Years ago, after the publication of my third book, a journalist once asked me if you could tell right away whether a student had a mind for law or not, and the answer is: Sometimes. But often, you’re wrong—the student who seemed so bright in the first half of the semester becomes steadily less so as the
year goes on, and the student about whom you never thought one thing or another is the one who emerges as a dazzler, someone you love hearing think.
It’s often the most naturally intelligent students who have the most difficult time in their first year—law school, particularly the first year of law school, is really not a place where creativity, abstract thought, and imagination are rewarded. In this way, I often think—based upon what I’ve heard, not what I know firsthand—that it’s a bit like art school.
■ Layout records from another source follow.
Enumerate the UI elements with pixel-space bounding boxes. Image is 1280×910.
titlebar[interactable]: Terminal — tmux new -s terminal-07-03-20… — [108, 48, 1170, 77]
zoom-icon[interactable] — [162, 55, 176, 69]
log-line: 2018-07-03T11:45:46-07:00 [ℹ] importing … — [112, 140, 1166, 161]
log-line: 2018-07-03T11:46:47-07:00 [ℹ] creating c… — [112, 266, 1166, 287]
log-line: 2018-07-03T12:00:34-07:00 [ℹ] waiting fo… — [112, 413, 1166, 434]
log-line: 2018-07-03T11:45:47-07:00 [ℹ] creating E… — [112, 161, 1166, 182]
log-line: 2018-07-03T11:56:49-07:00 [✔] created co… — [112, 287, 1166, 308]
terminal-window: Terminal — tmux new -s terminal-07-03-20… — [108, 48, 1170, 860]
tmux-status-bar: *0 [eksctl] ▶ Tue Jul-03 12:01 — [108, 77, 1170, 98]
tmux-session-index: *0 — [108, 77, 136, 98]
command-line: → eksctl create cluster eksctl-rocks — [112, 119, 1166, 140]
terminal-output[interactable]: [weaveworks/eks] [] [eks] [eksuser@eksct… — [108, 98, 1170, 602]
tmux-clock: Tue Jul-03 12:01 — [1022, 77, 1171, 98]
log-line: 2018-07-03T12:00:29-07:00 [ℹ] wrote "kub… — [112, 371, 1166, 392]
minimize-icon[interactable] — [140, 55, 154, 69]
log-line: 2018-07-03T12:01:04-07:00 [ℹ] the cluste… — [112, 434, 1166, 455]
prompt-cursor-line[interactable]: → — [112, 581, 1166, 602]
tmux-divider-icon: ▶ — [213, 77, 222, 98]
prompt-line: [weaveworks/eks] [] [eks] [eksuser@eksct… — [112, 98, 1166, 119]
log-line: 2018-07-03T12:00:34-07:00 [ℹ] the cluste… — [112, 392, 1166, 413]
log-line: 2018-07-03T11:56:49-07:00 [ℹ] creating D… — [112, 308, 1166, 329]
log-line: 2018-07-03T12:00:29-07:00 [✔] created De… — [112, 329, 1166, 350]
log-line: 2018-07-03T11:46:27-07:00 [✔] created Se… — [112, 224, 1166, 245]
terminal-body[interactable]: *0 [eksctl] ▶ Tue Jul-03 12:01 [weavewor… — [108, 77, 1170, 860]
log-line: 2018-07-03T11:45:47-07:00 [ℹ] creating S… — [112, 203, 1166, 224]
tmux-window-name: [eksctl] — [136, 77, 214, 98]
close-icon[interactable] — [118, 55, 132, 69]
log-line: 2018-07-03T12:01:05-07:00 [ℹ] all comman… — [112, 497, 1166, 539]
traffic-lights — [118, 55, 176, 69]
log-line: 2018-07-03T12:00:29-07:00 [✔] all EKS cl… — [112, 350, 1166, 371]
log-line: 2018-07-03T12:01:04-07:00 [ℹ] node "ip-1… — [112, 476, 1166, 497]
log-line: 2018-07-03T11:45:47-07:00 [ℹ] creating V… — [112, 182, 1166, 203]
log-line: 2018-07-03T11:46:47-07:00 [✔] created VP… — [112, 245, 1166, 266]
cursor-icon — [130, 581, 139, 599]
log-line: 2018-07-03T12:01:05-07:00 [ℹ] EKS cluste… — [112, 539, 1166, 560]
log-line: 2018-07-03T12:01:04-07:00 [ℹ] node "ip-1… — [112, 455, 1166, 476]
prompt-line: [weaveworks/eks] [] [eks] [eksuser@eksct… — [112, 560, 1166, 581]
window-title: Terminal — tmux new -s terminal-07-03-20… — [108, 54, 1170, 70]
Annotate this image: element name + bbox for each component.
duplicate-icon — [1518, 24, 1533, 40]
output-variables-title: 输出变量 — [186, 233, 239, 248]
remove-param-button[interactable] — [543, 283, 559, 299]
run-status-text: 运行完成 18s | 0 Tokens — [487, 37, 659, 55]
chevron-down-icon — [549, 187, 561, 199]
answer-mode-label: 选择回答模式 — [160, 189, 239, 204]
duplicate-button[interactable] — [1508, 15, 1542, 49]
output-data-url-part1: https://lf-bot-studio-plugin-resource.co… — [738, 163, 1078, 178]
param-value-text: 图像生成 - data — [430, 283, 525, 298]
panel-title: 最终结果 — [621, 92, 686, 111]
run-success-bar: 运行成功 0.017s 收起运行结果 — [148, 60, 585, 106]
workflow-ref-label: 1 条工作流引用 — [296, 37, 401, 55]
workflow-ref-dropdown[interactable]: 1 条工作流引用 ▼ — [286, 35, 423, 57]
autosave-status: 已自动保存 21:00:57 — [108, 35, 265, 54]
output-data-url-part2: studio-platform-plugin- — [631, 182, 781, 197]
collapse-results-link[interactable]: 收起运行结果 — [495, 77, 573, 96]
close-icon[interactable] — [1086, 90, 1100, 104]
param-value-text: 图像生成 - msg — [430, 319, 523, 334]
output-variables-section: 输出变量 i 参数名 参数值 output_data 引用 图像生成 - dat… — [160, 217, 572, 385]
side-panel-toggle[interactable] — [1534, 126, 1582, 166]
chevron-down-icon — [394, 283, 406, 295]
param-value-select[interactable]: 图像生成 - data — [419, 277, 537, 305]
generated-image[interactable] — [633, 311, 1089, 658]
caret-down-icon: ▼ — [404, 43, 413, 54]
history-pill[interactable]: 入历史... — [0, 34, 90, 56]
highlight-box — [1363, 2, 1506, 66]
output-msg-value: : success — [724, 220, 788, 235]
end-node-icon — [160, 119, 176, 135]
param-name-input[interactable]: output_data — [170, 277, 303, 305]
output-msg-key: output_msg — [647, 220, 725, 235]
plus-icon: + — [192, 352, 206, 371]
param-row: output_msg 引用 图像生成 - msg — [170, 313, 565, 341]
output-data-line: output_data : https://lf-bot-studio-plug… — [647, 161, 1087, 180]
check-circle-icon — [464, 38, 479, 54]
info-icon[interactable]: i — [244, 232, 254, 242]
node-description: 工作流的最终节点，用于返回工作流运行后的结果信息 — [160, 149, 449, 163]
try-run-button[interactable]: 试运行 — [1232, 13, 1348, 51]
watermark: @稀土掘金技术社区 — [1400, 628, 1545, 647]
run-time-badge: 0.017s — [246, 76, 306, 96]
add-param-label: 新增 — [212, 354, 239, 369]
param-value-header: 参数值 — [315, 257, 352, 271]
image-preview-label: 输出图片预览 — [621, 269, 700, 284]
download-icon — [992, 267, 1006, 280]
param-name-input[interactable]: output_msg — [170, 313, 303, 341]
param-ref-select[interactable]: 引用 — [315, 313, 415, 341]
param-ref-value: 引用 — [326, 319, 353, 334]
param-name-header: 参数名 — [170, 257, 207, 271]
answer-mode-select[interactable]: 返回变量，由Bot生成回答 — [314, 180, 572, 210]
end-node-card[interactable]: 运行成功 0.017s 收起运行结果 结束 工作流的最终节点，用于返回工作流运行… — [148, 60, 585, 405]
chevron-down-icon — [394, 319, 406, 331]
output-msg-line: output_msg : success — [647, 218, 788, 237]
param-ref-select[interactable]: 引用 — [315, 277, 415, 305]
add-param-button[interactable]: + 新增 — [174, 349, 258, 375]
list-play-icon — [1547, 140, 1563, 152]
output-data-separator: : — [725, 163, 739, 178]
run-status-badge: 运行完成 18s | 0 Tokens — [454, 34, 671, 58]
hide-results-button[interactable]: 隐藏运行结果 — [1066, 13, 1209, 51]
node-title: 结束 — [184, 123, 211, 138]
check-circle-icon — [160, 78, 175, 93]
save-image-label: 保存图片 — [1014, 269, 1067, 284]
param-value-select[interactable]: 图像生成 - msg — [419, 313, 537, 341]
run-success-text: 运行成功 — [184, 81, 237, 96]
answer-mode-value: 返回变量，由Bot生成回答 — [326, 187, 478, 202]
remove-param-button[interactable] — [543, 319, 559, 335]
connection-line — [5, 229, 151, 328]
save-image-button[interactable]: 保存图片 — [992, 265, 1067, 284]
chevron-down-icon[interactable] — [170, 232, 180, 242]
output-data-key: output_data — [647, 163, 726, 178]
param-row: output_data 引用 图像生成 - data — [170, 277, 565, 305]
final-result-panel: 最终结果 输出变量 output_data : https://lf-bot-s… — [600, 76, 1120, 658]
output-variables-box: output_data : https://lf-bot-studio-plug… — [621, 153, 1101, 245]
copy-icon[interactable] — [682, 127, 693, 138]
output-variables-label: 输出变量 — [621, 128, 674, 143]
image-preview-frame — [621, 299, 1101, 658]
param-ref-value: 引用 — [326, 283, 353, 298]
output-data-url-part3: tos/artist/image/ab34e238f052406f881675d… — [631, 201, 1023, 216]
Julia had a friend, a man named Dennys, who was as a boy a tremendously gifted artist. They had been friends since they were small, and she once showed me some of the drawings he made when he was ten or twelve: little sketches of birds pecking at the ground, of his face, round and blank, of his father, the local veterinarian, his hand smoothing the fur of a grimacing terrier. Dennys’s father didn’t see the point of drawing lessons, however, and so he was never formally schooled. But when they were older, and Julia went to university, Dennys went to art school to learn how to draw. For the first week, he said, they were allowed to draw whatever they wanted, and it was always Dennys’s sketches that the professor selected to pin up on the wall for praise and critique.
But then they were made to learn how to draw: to re-draw, in essence. Week two, they only drew ellipses. Wide ellipses, fat ellipses, skinny ellipses. Week three, they drew circles: three-dimensional circles, two-dimensional circles. Then it was a flower. Then a vase. Then a hand. Then a head. Then a body. And with each week of proper training, Dennys got worse and worse. By the time the term had ended, his pictures were never displayed on the wall. He had grown too self-conscious to draw. When he saw a dog now, its long fur whisking the ground beneath it, he saw not a dog but a circle on a box, and when he tried to draw it, he worried about proportion, not about recording its doggy-ness.